Istredd hat das Buch entschlüsselt: Ciris Blutlinie erlaubt es ihr, Portale durch die Zeit und in andere Welten zu öffnen – ihre Macht lässt sich nutzen, indem man ihr die Lebenskraft raubt. Als Fringilla beim Lauschen ertappt wird, schaltet Vilgefortz sie und Istredd aus. Unterdessen bringt Triss die Hexer Vesemir, Coen und Lambert ins Spiel; widerwillig helfen sie Yennefers Plan, Vilgefortz in eine Falle zu locken und zu töten. Vesemir beschließt schließlich, den Magier selbst zu erschlagen.
Dijkstra foltert Geralt zum Schein mit einer Schreibfeder – ein abgekartetes Spiel, das Radovid aus seiner Antriebslosigkeit reißen soll. Radovid und Jaskier haben ein kurzes Wiedersehen, doch als Jaskier sich weigert, Ciri im Stich zu lassen, lässt der gekränkte König ihn erneut festsetzen. Dijkstra wird am Ende von Eva verhaftet und von Radovid verbannt, der nun mit neuem Elan die Kriegsführung übernimmt.
Ciri lässt sich von Mistle die Haare schneiden und verändert ihr Äußeres – erstmals fühlt sie sich wieder wie sie selbst. Auf einem Ausflug stellt sie sich einem infizierten Ungeheuer und tötet es. Mistle hat Ciris wahre Identität längst durchschaut, liebt sie aber dennoch und will sie nicht allein lassen.

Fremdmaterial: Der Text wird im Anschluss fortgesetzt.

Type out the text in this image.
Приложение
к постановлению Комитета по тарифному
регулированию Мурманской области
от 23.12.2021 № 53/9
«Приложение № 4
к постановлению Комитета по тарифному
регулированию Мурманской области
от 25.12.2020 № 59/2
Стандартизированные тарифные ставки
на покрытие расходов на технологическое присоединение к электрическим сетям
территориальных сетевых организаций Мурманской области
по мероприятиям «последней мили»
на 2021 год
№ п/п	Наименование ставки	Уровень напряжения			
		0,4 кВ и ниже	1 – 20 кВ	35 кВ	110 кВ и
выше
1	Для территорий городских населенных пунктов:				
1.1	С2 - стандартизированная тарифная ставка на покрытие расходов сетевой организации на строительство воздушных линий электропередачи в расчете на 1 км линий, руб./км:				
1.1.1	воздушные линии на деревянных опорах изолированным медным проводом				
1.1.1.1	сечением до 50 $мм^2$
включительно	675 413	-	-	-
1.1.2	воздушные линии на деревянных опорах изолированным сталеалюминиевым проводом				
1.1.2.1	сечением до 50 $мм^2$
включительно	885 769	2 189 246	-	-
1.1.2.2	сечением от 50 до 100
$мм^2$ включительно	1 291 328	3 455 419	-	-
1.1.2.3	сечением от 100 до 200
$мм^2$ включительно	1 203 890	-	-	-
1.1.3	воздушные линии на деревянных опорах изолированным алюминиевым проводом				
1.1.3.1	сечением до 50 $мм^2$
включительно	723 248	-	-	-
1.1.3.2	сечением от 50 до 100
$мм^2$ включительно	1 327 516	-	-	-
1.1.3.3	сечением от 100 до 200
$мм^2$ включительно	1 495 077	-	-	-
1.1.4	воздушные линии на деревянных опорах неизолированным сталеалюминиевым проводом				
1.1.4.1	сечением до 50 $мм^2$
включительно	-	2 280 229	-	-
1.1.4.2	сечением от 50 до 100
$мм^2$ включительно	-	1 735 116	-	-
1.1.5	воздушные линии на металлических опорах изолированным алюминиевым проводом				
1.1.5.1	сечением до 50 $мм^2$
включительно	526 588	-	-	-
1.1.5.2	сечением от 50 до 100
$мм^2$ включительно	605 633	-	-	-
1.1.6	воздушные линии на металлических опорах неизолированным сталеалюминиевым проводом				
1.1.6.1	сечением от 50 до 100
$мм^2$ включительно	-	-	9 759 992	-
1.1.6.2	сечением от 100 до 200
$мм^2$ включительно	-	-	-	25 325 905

Als Vissegerd nachts versucht, Geralt und Jaskier zu töten, rettet Regis sie und gibt sich als Vampir zu erkennen; er hat aus Geralts Blut ein stärkendes Elixier gebraut. Beim anschließenden nilfgaardischen Überfall trinkt Geralt das Elixier und schlägt sich frei. Erneut trifft er auf Cahir, der ihnen hilft, doch Geralt will ihn töten – erst als Jaskier verletzt wird, hält er inne und schleppt den Freund aus dem Lager.